Right now I am exhausted. Thankfully it is the exhaustion of activity and not the exhaustion of stress and anxiety. I am working hard on one of my new years resolutions: Take Action. Being an inveterate procrastinator I decided to adopt that motto for this year. Call it an annual theme that I work on. I like to use mottoes to keep my main goal to the forefront. My use of mottoes stems from one year at work when I was working very hard and doing loads it seemed that people only saw what was not being done. I adopted the motto, What did (insert company name here) ever do for us.
But I digress. I chose take action specifically to combat my tendency towards procrastination. The main action at present is clearing out all the stuff I no longer need of want. That can be quite and emotional thing. Last night I discovered from my 15 year old daughter that it was my father and not my mother that chose my career path. I wanted to follow a totally different career, I had no interest in perusing a 9 to 5 existence and yet I am. As parents we have wisdom, knowledge and experience of the world and we only want the best for our children. This can unfortunately translate into parents living vicariously through their children. my eldest daughter want to follow the career I wanted. I was concerned that she was only doing it as it was what I had wanted at her age. This is something I discussed with her as I did not want to be one of those kind of parents. I probably unconsciously influenced her anyway but she has real talent. I was not as good as her at the same age. And so after I discussed her choice with her recently and my concerns, she spoke to my mother about it. I then found out that it was in fact my dad who put his foot down. I recall the exact statement even 30 years later. No daughter of mine is going off dying her hair oink and hanging around with those hippies. I wanted to go to art college. I went to school right next door and every day I saw the students with their canvas covered in paint laughing and happy. I loved drawing and went to art classes when other children chose sport. When I was told to drop art as a subject for my leaving cert so that I could do chemistry the art teacher gave me private lessons. Looking back on it now I realise that she did that not just because I was good but so that I had some joy in my life. It was pretty much the only thing I liked at school.
The parable I hate the most in religion is the parable of the talents. I hate it almost with as much passion as i hate the bureaucratic nature and misogyny of the church hierarchy. I was pushed to use talents that I had but really wondered why I had to work so hard on things I did not like just because I was good at them. It will be hard for me to forgive my dad this time, but I will work on forgiving myself for doing as I was told and putting my own wished last.

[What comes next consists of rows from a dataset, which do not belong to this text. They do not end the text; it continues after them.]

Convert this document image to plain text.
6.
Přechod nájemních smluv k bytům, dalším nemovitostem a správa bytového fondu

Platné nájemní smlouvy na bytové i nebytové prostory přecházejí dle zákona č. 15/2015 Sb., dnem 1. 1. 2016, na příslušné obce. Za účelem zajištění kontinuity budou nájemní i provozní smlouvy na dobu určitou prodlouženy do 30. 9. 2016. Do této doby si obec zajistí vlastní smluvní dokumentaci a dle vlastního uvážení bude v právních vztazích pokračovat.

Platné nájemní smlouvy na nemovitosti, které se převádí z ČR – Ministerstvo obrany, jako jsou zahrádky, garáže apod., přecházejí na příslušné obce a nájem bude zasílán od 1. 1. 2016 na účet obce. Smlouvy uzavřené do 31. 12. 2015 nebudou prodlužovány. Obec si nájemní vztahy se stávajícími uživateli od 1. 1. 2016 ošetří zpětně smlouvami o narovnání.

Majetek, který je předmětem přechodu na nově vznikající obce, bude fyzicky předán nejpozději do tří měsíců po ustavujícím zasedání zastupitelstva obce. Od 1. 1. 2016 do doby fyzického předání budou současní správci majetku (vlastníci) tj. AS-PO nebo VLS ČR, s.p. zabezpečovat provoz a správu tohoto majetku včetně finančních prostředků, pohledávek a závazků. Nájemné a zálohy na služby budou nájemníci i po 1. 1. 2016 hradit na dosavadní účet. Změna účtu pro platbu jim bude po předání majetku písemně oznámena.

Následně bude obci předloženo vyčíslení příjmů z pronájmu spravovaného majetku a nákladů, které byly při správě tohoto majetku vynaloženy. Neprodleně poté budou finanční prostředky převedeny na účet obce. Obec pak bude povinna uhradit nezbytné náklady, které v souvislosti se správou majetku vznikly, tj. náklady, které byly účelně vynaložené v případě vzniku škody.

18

I have not been attending my counselling sessions recently as I had a block and now I know what it was. Maybe he did what he did for the best, so that I could have a stable job, which I have, but what about happiness and joy are they not important too. I like my job and I am happy doing it. It is quite possible that I would have found my own way to engineering as art college would probably have been to airy fairy for me as I am such a practical person. It would have been nice to have made my own mistake thought.
SO today think about the sustainability of what you are doing. Does it require lots of your energy to keep doing it. Is it something that is automatic of must you work hard at it. Hard work pays off but are you working on the rigth thing. For so long my life was unsustainable and I exhausted myself pushing myself to be something I was not and trying to fit not quite a square peg in a round hole , maybe a dodecahedron peg in a round hole, almost fitting but only touching at the edges. Bu now I know its OK to be myself and still do those things. I am myself. SO maybe I can come to terms with this new knowledge. I forgive myself for doing things to please others. Now its time to please me.